Among those leading the Fermanagh challenge at the three day event will be Alastair Fisher and Garry Jennings.
It’s a particularly important event for Fisher who is looking to keep the Irish Tarmac Rally Championship (ITRC) race alive with current table topper Craig Breen needing just one more win to take the title outright. Breen is in a Ford Fiesta WRC at Donegal as he guns hard for overall honours, so Fisher has a great opportunity to claw back some ground with only R5 cars eligible for ITRC points.
“We’re getting geared up now,” said the Erne driver. “We made one day’s worth of pace notes on Sunday. On Wednesday and Thursday we’ll be doing another pass over the stages just checking our notes.
“It was dry half the day and the second half it was wet. It’s probably going to be a changeable weekend which will make it difficult, but generally we like the mixed conditions. I don’t mind a bit of rain.”
Another man who likes the wet is Garry Jennings. The Kesh speedster won the event in 2012 and 2015 and feels confident of being in the mix for overall garlands once more this weekend with his Subaru Impreza WRC.
“We’ve been watching the weather forecast quite closely in work here,” said Jennings. “One day it’s giving heavy rain, the next day it’s giving it’s dry. We’ll just not know until the weekend what the weather’s actually going to do. It’s looking like it could be a lottery with tyres
“Personally I hope for a bit of rain, because I’d be a bit better in the rain than the rest of them, but either way it’s going to be interesting. I’m just going to see how it goes, I’m not going to be that far away.
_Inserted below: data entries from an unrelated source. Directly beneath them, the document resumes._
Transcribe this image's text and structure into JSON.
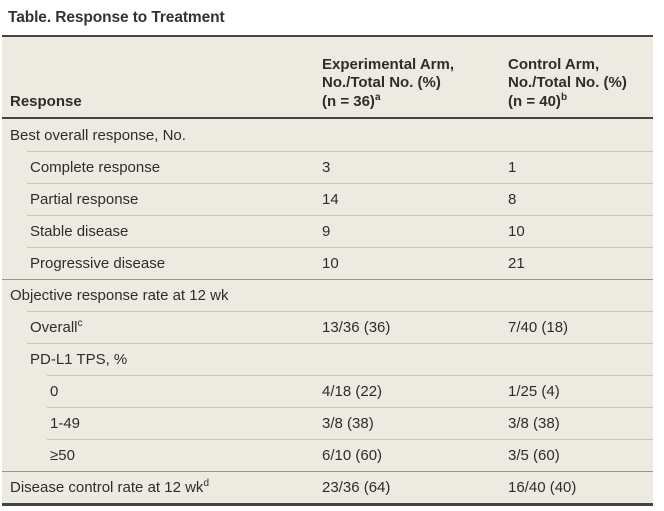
{
  "title": "Table. Response to Treatment",
  "colors": {
    "table_background": "#edeae1",
    "dark_rule": "#45443f",
    "hairline": "#c9c6bb",
    "section_line": "#9a978d",
    "text": "#2e2d29"
  },
  "header": {
    "response_label": "Response",
    "experimental": {
      "line1": "Experimental Arm,",
      "line2": "No./Total No. (%)",
      "line3": "(n = 36)",
      "sup": "a"
    },
    "control": {
      "line1": "Control Arm,",
      "line2": "No./Total No. (%)",
      "line3": "(n = 40)",
      "sup": "b"
    }
  },
  "rows": [
    {
      "label": "Best overall response, No.",
      "sup": "",
      "experimental": "",
      "control": ""
    },
    {
      "label": "Complete response",
      "sup": "",
      "experimental": "3",
      "control": "1"
    },
    {
      "label": "Partial response",
      "sup": "",
      "experimental": "14",
      "control": "8"
    },
    {
      "label": "Stable disease",
      "sup": "",
      "experimental": "9",
      "control": "10"
    },
    {
      "label": "Progressive disease",
      "sup": "",
      "experimental": "10",
      "control": "21"
    },
    {
      "label": "Objective response rate at 12 wk",
      "sup": "",
      "experimental": "",
      "control": ""
    },
    {
      "label": "Overall",
      "sup": "c",
      "experimental": "13/36 (36)",
      "control": "7/40 (18)"
    },
    {
      "label": "PD-L1 TPS, %",
      "sup": "",
      "experimental": "",
      "control": ""
    },
    {
      "label": "0",
      "sup": "",
      "experimental": "4/18 (22)",
      "control": "1/25 (4)"
    },
    {
      "label": "1-49",
      "sup": "",
      "experimental": "3/8 (38)",
      "control": "3/8 (38)"
    },
    {
      "label": "≥50",
      "sup": "",
      "experimental": "6/10 (60)",
      "control": "3/5 (60)"
    },
    {
      "label": "Disease control rate at 12 wk",
      "sup": "d",
      "experimental": "23/36 (64)",
      "control": "16/40 (40)"
    }
  ],
  "chart_data": {
    "type": "table",
    "title": "Table. Response to Treatment",
    "columns": [
      "Response",
      "Experimental Arm, No./Total No. (%) (n = 36)",
      "Control Arm, No./Total No. (%) (n = 40)"
    ],
    "rows": [
      [
        "Best overall response, No.",
        "",
        ""
      ],
      [
        "Complete response",
        "3",
        "1"
      ],
      [
        "Partial response",
        "14",
        "8"
      ],
      [
        "Stable disease",
        "9",
        "10"
      ],
      [
        "Progressive disease",
        "10",
        "21"
      ],
      [
        "Objective response rate at 12 wk",
        "",
        ""
      ],
      [
        "Overall",
        "13/36 (36)",
        "7/40 (18)"
      ],
      [
        "PD-L1 TPS, %",
        "",
        ""
      ],
      [
        "0",
        "4/18 (22)",
        "1/25 (4)"
      ],
      [
        "1-49",
        "3/8 (38)",
        "3/8 (38)"
      ],
      [
        "≥50",
        "6/10 (60)",
        "3/5 (60)"
      ],
      [
        "Disease control rate at 12 wk",
        "23/36 (64)",
        "16/40 (40)"
      ]
    ]
  }
}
If I’m in the top three come Sunday I’ll be happy enough.”
The action gets going on Friday when the crews leave An Grianan Theatre to complete six stages in the Buncrana, Burt and Manorcunningham area.
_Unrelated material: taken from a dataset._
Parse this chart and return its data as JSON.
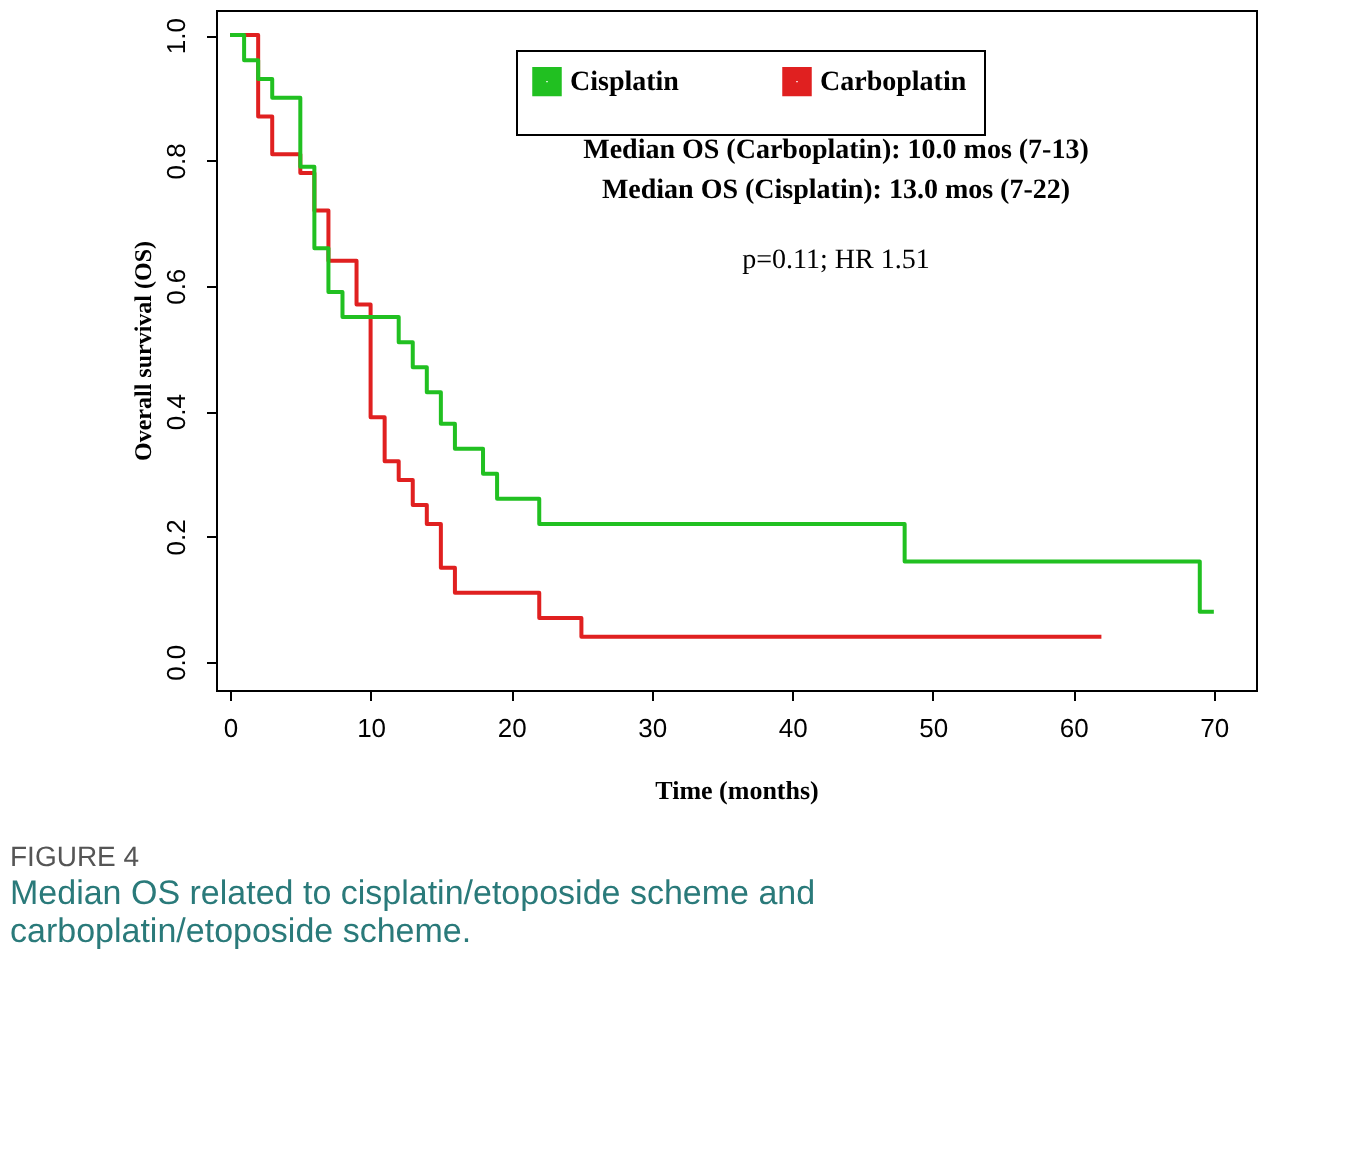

“Friday is a new day this year and the stages are fairly fast on the Friday with a lot of junctions,” said Fisher who will once again have Omagh man Gordon Noble on board as co-driver.
“With Donegal being three days and the geographical spread of the stages across the different peninsulas it always leaves the tyre call very tricky. It could be wet on one stage and dry on another so it’s about trying to find the compromise and utilise the best information you can get from the people out on the stages to make your tyre call.
“Saturday and Sunday are the classic Donegal stages, but there’s a lot of work in them as usual. The last stage is called Port Lake which is a tricky narrow stage with grass down the middle so that will be a difficult one for the last stage.”